Wizard wrote:
He says he got his reputation because the western world discovered blues through his playing and gave him the credit for the whole genre.
I'd be surprised if he said that because it's absolutely not the case (and I mean no disrespect to Clapton in saying that).
Clapton emerged out of a whole scene of British players who had discovered and were inspired by the blues. The key sources here are not so much Clapton, but John Mayall and the Yardbirds. Mayall probably got "turned on" to the blues by Alexis Korner.
What is beyond doubt is that in the late 50s, early 60s the blues and the great blues players (Muddy Waters, the Kings, Elmore James etc) were far better known in Britain than in the USA.
Joe Boyd tells a tale of how in the early 60s he was at a Chuck Berry concert in the UK. He saw a familiar shadow in the wings and said, more to himself than anybody else, "That looks like John Lee Hooker". The teenagers standing around overheard and the whole place went crazy - they all knew who John Lee Hooker was, and the only way for Berry to get things under control was to call Hooker on stage to take a bow.

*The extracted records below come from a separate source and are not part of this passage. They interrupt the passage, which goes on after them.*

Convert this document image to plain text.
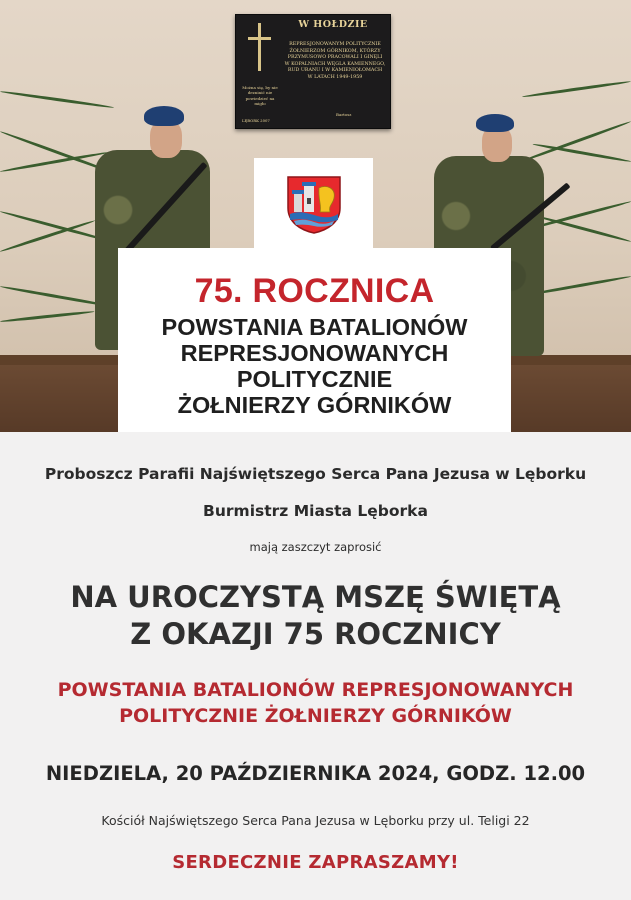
W HOŁDZIE
REPRESJONOWANYM POLITYCZNIE
ŻOŁNIERZOM GÓRNIKOM, KTÓRZY
PRZYMUSOWO PRACOWALI I GINĘLI
W KOPALNIACH WĘGLA KAMIENNEGO,
RUD URANU I W KAMIENIOŁOMACH
W LATACH 1949-1959
Można się, by nie dezninić nie powiedzieć na migło
LĘBORK 2007
Bartosz
75. ROCZNICA
POWSTANIA BATALIONÓW
REPRESJONOWANYCH
POLITYCZNIE
ŻOŁNIERZY GÓRNIKÓW
Proboszcz Parafii Najświętszego Serca Pana Jezusa w Lęborku
Burmistrz Miasta Lęborka
mają zaszczyt zaprosić
NA UROCZYSTĄ MSZĘ ŚWIĘTĄ
Z OKAZJI 75 ROCZNICY
POWSTANIA BATALIONÓW REPRESJONOWANYCH
POLITYCZNIE ŻOŁNIERZY GÓRNIKÓW
NIEDZIELA, 20 PAŹDZIERNIKA 2024, GODZ. 12.00
Kościół Najświętszego Serca Pana Jezusa w Lęborku przy ul. Teligi 22
SERDECZNIE ZAPRASZAMY!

Pink Floyd are named after two rural blues players - Pink Anderson and Floyd Council. An early inspiration to the Stones (and this is very early, before they got even a sniff of a recording contract) was Elmore James.
Peter Green, Rory Gallagher, Jimmy Page, Syd Barret and Jeff Beck (for starters) were contemporaries of Clapton's and would have been familiar with the classic blues canon.
Even a lot of significant acoustic players in the late 50s, early 60s British scene would have had significant inspiration from the Blues - John Renbourn, Bert Jansch, Davy Graham, Martin Carthy for starters - with a key figure there being Big Bill Broonzy.